What mass of precipitate will form if 1.50 L of concentrated Pb(ClO3)2 is mixed with 0.150 L of 0.190 M NaI? Assume the reaction goes to completion.
some? maybe a lot? perhaps nothing? I don't know what concentrated Pb(ClO3)2 means. The problem can't be worked unless the concentration is known.

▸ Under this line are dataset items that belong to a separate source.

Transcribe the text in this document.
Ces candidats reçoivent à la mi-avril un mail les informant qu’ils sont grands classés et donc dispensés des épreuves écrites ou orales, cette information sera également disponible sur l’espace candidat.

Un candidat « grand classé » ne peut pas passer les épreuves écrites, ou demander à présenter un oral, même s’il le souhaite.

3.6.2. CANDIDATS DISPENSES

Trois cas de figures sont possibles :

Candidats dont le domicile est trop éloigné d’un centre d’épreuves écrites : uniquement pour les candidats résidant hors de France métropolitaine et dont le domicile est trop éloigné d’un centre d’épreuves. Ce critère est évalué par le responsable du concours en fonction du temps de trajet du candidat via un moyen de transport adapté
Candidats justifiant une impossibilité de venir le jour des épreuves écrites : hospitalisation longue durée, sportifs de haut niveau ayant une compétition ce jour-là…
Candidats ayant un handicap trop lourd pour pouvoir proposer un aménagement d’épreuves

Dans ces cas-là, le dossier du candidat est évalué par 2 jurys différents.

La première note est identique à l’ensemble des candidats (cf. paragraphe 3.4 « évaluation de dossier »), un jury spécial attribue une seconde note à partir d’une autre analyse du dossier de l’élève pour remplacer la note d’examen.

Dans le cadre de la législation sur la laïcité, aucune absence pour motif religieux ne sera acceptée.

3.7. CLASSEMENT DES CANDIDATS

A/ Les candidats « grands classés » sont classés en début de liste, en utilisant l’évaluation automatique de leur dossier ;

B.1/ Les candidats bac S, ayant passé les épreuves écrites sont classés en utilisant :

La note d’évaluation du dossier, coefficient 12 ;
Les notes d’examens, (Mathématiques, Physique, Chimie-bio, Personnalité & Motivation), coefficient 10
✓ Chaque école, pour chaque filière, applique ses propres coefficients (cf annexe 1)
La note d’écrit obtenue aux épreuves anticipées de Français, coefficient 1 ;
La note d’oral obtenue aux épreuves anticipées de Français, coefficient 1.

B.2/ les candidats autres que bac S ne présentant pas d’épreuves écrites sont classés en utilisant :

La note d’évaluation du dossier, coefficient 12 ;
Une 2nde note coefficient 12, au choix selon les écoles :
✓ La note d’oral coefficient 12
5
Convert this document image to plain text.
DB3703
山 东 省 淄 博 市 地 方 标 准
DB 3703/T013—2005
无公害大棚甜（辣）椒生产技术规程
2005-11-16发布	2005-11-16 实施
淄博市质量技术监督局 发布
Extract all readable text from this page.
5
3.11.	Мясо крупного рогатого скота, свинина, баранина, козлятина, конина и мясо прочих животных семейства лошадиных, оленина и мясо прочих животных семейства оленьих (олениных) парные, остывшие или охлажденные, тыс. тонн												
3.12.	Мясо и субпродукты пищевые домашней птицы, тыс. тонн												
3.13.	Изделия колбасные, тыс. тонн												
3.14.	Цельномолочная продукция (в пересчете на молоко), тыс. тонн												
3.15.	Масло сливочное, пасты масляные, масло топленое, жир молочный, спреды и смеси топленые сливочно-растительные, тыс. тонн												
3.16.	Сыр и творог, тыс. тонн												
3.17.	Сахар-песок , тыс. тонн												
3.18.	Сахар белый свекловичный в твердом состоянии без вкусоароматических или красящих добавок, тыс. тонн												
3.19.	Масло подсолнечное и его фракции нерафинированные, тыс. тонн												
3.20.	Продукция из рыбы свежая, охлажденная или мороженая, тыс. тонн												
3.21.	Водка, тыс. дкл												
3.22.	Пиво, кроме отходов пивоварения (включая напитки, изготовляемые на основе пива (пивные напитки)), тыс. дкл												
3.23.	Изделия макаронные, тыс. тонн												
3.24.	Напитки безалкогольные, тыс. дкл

To determine the mass of precipitate that will form, we need to first balance the chemical equation for the reaction between Pb(ClO3)2 and NaI.
The balanced chemical equation is:
Pb(ClO3)2 + 2 NaI → PbI2 + 2 NaClO3
From the balanced equation, we can see that 1 mole of Pb(ClO3)2 reacts with 2 moles of NaI to produce 1 mole of PbI2.

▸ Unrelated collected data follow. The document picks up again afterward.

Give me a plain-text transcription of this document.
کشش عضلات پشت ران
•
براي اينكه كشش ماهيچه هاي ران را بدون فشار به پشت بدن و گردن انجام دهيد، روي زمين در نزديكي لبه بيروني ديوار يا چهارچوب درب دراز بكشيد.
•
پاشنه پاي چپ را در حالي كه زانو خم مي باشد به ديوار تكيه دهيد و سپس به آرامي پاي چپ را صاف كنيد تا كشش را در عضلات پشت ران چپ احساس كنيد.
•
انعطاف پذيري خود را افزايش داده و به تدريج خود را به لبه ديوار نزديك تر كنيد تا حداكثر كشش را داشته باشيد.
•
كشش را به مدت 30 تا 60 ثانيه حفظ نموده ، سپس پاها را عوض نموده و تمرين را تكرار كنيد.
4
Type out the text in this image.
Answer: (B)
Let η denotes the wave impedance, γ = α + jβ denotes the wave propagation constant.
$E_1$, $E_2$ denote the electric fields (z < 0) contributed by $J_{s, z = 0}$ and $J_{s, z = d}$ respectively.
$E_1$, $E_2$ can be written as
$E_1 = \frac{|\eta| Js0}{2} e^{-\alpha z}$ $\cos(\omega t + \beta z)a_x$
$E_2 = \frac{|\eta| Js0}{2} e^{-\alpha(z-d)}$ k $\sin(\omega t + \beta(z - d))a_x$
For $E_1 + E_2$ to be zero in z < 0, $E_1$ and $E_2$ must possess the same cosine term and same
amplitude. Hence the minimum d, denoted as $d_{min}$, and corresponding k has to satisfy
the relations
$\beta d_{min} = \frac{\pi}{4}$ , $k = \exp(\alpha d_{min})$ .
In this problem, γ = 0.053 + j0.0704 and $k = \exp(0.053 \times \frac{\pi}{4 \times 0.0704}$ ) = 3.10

Next, we need to calculate the number of moles of Pb(ClO3)2 and NaI.
To find the number of moles of Pb(ClO3)2, we'll use its concentration and volume.
Concentrated Pb(ClO3)2 is not given in the problem, so we'll assume a molarity of 6.00 M (for example).

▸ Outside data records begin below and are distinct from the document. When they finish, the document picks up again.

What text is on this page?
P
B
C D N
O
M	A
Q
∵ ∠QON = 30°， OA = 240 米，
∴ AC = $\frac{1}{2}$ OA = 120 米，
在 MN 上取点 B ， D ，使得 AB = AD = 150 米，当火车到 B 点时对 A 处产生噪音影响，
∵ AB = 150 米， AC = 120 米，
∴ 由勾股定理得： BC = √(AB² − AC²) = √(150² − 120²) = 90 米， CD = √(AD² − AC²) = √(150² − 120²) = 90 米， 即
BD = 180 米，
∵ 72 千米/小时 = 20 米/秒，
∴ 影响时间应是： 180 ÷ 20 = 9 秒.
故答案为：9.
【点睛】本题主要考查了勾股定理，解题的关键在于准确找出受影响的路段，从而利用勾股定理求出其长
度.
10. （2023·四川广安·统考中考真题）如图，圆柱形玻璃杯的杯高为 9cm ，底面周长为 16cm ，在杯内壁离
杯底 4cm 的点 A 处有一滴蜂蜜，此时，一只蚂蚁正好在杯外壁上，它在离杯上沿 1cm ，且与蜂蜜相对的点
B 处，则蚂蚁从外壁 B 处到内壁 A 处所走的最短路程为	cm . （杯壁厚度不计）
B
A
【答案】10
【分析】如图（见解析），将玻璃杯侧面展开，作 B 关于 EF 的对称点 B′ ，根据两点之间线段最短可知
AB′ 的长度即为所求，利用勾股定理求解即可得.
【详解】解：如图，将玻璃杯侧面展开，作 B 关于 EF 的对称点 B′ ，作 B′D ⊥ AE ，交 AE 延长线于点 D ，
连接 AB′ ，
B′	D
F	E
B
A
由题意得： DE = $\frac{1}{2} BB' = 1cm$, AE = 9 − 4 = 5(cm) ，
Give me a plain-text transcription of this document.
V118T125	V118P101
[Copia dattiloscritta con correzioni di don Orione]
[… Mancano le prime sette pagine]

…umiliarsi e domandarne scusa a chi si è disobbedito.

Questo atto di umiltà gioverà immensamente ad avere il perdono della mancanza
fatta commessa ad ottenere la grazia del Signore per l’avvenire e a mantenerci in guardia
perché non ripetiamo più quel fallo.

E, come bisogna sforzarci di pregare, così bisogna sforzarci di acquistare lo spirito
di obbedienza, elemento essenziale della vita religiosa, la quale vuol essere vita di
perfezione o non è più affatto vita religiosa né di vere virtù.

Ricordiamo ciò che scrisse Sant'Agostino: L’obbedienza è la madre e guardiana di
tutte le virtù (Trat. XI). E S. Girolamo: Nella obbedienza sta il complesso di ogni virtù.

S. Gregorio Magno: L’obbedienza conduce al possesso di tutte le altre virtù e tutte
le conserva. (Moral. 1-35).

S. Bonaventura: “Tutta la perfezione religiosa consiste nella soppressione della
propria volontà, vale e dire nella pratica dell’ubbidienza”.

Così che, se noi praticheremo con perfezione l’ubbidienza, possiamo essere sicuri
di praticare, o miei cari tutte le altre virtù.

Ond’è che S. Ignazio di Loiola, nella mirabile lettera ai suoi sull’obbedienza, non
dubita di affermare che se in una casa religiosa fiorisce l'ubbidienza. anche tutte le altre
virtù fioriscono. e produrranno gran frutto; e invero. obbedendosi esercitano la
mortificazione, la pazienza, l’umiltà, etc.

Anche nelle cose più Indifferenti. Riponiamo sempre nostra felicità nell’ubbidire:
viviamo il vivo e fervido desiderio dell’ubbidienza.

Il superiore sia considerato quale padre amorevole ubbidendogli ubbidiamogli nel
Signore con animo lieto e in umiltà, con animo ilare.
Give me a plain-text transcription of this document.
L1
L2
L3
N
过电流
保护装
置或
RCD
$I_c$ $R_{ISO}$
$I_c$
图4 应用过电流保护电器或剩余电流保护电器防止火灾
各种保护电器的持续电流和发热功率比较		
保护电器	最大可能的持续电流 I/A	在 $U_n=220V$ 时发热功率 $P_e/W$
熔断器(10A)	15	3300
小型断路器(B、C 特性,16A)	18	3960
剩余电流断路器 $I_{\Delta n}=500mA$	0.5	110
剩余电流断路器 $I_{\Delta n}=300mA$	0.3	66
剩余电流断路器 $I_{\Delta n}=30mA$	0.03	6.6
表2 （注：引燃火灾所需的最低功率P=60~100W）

moles of Pb(ClO3)2 = concentration × volume
= 6.00 M × 1.50 L
= 9.00 moles
Next, we'll calculate the number of moles of NaI using its concentration and volume.
moles of NaI = concentration × volume
= 0.190 M × 0.150 L
= 0.0285 moles
Now that we have the moles of Pb(ClO3)2 and NaI, we can determine the limiting reagent. The limiting reagent is the reactant that is completely used up in the reaction and determines the maximum amount of product that can be formed.
From the balanced equation, we know that 1 mole of Pb(ClO3)2 reacts with 2 moles of NaI. This ratio indicates that 1 mole of Pb(ClO3)2 requires 2 moles of NaI for complete reaction.
Using the stoichiometry, if 1 mole of Pb(ClO3)2 reacts with 2 moles of NaI, then 9.00 moles of Pb(ClO3)2 will react with (2/1) × 9.00 = 18.00 moles of NaI.
Since we have only 0.0285 moles of NaI, which is less than the required 18.00 moles, NaI is the limiting reagent.
Now, let's calculate the moles of PbI2 formed based on the limiting reagent.
Since the stoichiometry of the balanced equation tells us that 1 mole of Pb(ClO3)2 produces 1 mole of PbI2, we can conclude that 9.00 moles of Pb(ClO3)2 will produce 9.00 moles of PbI2.
Therefore, the mass of PbI2 can be calculated using its molecular weight.
molecular weight of PbI2 = 207.2 g/mol
mass of PbI2 = moles of PbI2 × molecular weight of PbI2
= 9.00 moles × 207.2 g/mol
= 1864.8 g
Therefore, if the reaction goes to completion, a mass of 1864.8 grams of PbI2 will form.